Getting to Buying

Managing warehouse implementation projects usually involves spending money. Big warehouses will take a lot of money. Spending that money with high efficiency (speed & quality) is a critical part of a successful implementation. Here is what to look out for during the project to stay on track:

  1. Identify big spend and long-lead items early
  2. Understand the decision-making process
  3. Plan for negotiation and contract
  4. Don’t get surprised at the end

Identify Big Spend & Long-Lead Items Early

When planning the project, take the time to review the long-lead and high dollar items early. These will often drive overall project schedule and budget.

For warehouses, key items in this category include:

  1. Building construction
  2. Racking
  3. Automation (think conveyors and robots)
  4. Software
  5. **Bonus: If you are having a 3PL or integrator do all of the above things, then roll all those into one Implementation project**

These are the “show-stoppers” without which the warehouse can’t function.

There are other, less-critical long-lead items like forklifts and material handling equipment, hiring key personnel, and testing. But these are often not as expensive, time-critical, or non-fungible as the items above.

Understand the Decision Process

How many times have you been in an evaluation and procurement cycle that went on and on? To move efficiently through the process — that is, buying the right thing from the right supplier for the right cost in a reasonable time — you need to understand how the decision about the thing is made.

This an output of stakeholder analysis: Who are the decision makers, who has to ratify or approve the decision, and what information do they need to make the decisions?

Often the decision-making stakeholder teams include Operations, Finance, and IT executives. They will often need to see the outputs of a competitive bid process from qualified vendors.

This means that the decision process inputs should include:

  1. Qualified vendor pool
  2. Agreement on the complete design specification or requirements
  3. Agreement on the evaluation method

While some organizations have done this enough that it is muscle-memory, these inputs are what we mean by a quality process. Much like the inputs to any distribution operations process, errors in inputs to a large procurement project have to be fixed before getting a good output.

If there isn’t executive alignment on those items, the process will have rework to get to those correct inputs. That rework will take the form of more time, more vendor engagement, more cost, and–importantly–loss of organizational capital and reputation among the project sponsors.

For example, the operations organization may require some sort of real solution validation. This means you should then plan for prototyping or site visits. Other groups may require different sets of information to make their decisions. Ask for those criteria before planning the rest of the steps.

It is important to get those things right from the start.

Once the bid and evaluation are fixed, then the decision-makers have enough information to be comfortable moving forward.

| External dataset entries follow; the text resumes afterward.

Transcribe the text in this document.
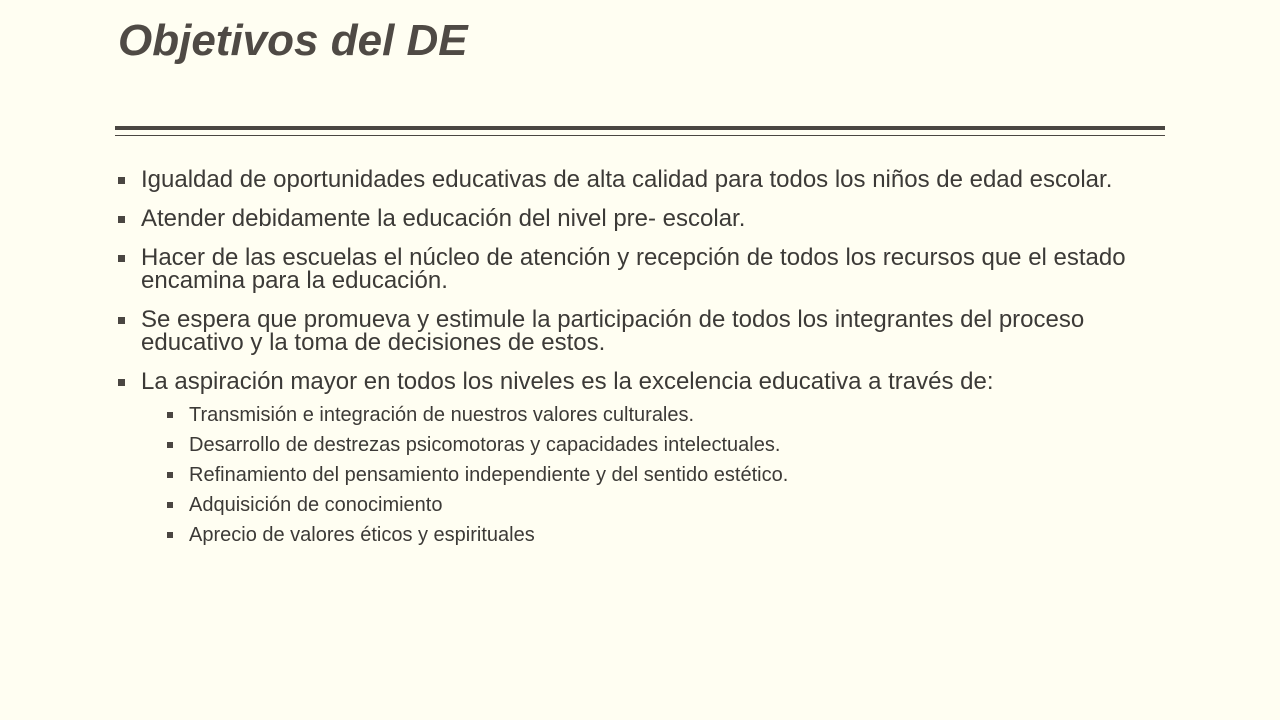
Objetivos del DE
Igualdad de oportunidades educativas de alta calidad para todos los niños de edad escolar.
Atender debidamente la educación del nivel pre- escolar.
Hacer de las escuelas el núcleo de atención y recepción de todos los recursos que el estado encamina para la educación.
Se espera que promueva y estimule la participación de todos los integrantes del proceso educativo y la toma de decisiones de estos.
La aspiración mayor en todos los niveles es la excelencia educativa a través de:
Transmisión e integración de nuestros valores culturales.
Desarrollo de destrezas psicomotoras y capacidades intelectuales.
Refinamiento del pensamiento independiente y del sentido estético.
Adquisición de conocimiento
Aprecio de valores éticos y espirituales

Plan for Negotiation and Contract

In high-dollar, high-impact (read high risk) purchases or partnerships, negotiating the contract takes longer than you think it will.

Much longer.

When legal, finance, and purchasing teams are telling you “we only have a few redlines left, we should be ready to execute next week”, you probably have two or three months left. Plan accordingly. In fact, plan for lots of schedule contingency in this part of the project. No matter how urgently you need the agreement to be signed to issue the PO and get design kicked off, if the agreement isn’t signed, nothing is moving.

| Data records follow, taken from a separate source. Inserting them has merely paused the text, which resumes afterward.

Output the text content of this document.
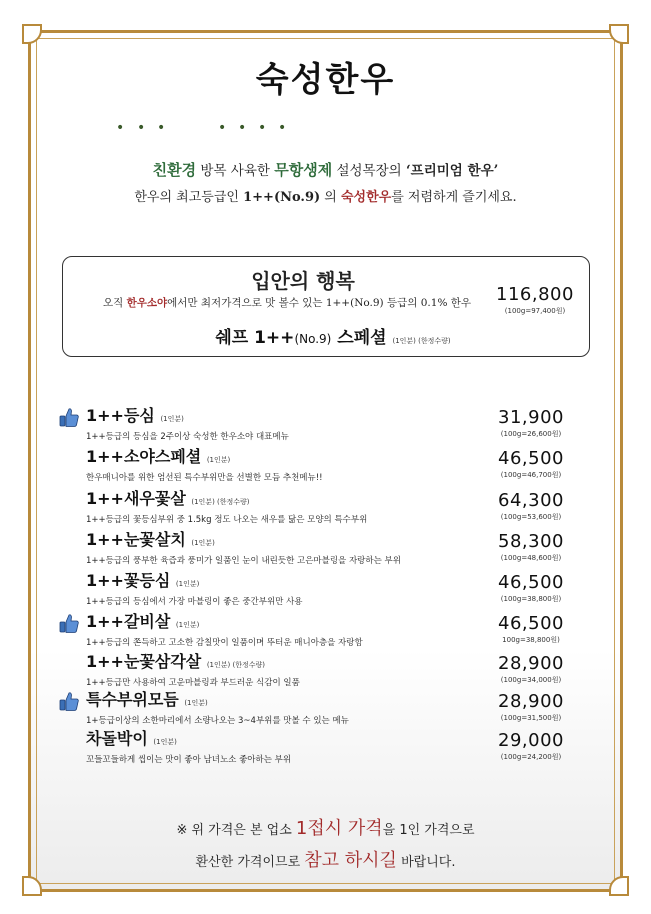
숙성한우
• • •	• • • •
친환경 방목 사육한 무항생제 설성목장의 ‘프리미엄 한우’
한우의 최고등급인 1++(No.9) 의 숙성한우를 저렴하게 즐기세요.
입안의 행복
오직 한우소야에서만 최저가격으로 맛 볼수 있는 1++(No.9) 등급의 0.1% 한우
쉐프 1++(No.9) 스페셜 (1인분) (한정수량)
116,800
(100g=97,400원)
1++등심 (1인분)
1++등급의 등심을 2주이상 숙성한 한우소야 대표메뉴
31,900
(100g=26,600원)
1++소야스페셜 (1인분)
한우매니아를 위한 엄선된 특수부위만을 선별한 모듬 추천메뉴!!
46,500
(100g=46,700원)
1++새우꽃살 (1인분) (한정수량)
1++등급의 꽃등심부위 중 1.5kg 정도 나오는 새우를 닮은 모양의 특수부위
64,300
(100g=53,600원)
1++눈꽃살치 (1인분)
1++등급의 풍부한 육즙과 풍미가 일품인 눈이 내린듯한 고은마블링을 자랑하는 부위
58,300
(100g=48,600원)
1++꽃등심 (1인분)
1++등급의 등심에서 가장 마블링이 좋은 중간부위만 사용
46,500
(100g=38,800원)
1++갈비살 (1인분)
1++등급의 쫀득하고 고소한 감칠맛이 일품이며 뚜터운 매니아층을 자랑함
46,500
100g=38,800원)
1++눈꽃삼각살 (1인분) (한정수량)
1++등급만 사용하여 고운마블링과 부드러운 식감이 일품
28,900
(100g=34,000원)
특수부위모듬 (1인분)
1+등급이상의 소한마리에서 소량나오는 3~4부위를 맛볼 수 있는 메뉴
28,900
(100g=31,500원)
차돌박이 (1인분)
꼬들꼬들하게 씹이는 맛이 좋아 남녀노소 좋아하는 부위
29,000
(100g=24,200원)
※ 위 가격은 본 업소 1접시 가격을 1인 가격으로
환산한 가격이므로 참고 하시길 바랍니다.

There are some mitigation strategies available.

You can try to get a Letter of Intent or sign with the vendor for smaller engagement to get key work moving. Perhaps there is a design agreement and then a main package agreement separately negotiated. However some procurement teams are hesitant to take this approach because it can reduce negotiating leverage in a bid process.

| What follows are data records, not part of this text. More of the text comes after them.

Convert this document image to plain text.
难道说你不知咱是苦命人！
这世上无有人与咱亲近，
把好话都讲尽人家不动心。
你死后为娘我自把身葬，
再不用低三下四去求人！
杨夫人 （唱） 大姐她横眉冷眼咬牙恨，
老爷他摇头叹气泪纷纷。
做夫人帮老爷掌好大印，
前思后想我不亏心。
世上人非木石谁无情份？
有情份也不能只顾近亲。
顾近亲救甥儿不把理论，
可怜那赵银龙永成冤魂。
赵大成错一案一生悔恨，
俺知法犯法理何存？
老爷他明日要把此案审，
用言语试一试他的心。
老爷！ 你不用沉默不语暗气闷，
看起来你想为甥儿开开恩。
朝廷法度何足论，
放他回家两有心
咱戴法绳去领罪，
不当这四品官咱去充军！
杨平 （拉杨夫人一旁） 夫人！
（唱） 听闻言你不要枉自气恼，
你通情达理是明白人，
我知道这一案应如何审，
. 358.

Don’t Be Surprised At The End

Once the contract is negotiated and ready to sign, everything can blow up if the key stakeholders are surprised by something. This can be an element of the design, cost, or terms of agreement. Or maybe some circumstance of the deal has changed.

For example, perhaps the negotiation took so long that the steel pricing, a huge part of the overall cost, changed materially. Or maybe the design discussions, started under LOI, uncovered additional scope that is required. Or the financing terms are found to be incompatible.

If you have prepared your stakeholders for risks and informed them of the status, timeline, and next steps along the way, then there shouldn’t be too much to change.

But if something does, don’t panic.

You included schedule contingency in the plan. You know how to decompose the scope of the work to see what can move forward and what has to wait (maybe the rack PO has to wait, but you can start design, or plan for a storage mitigation strategy). You can help facilitate discussions on options.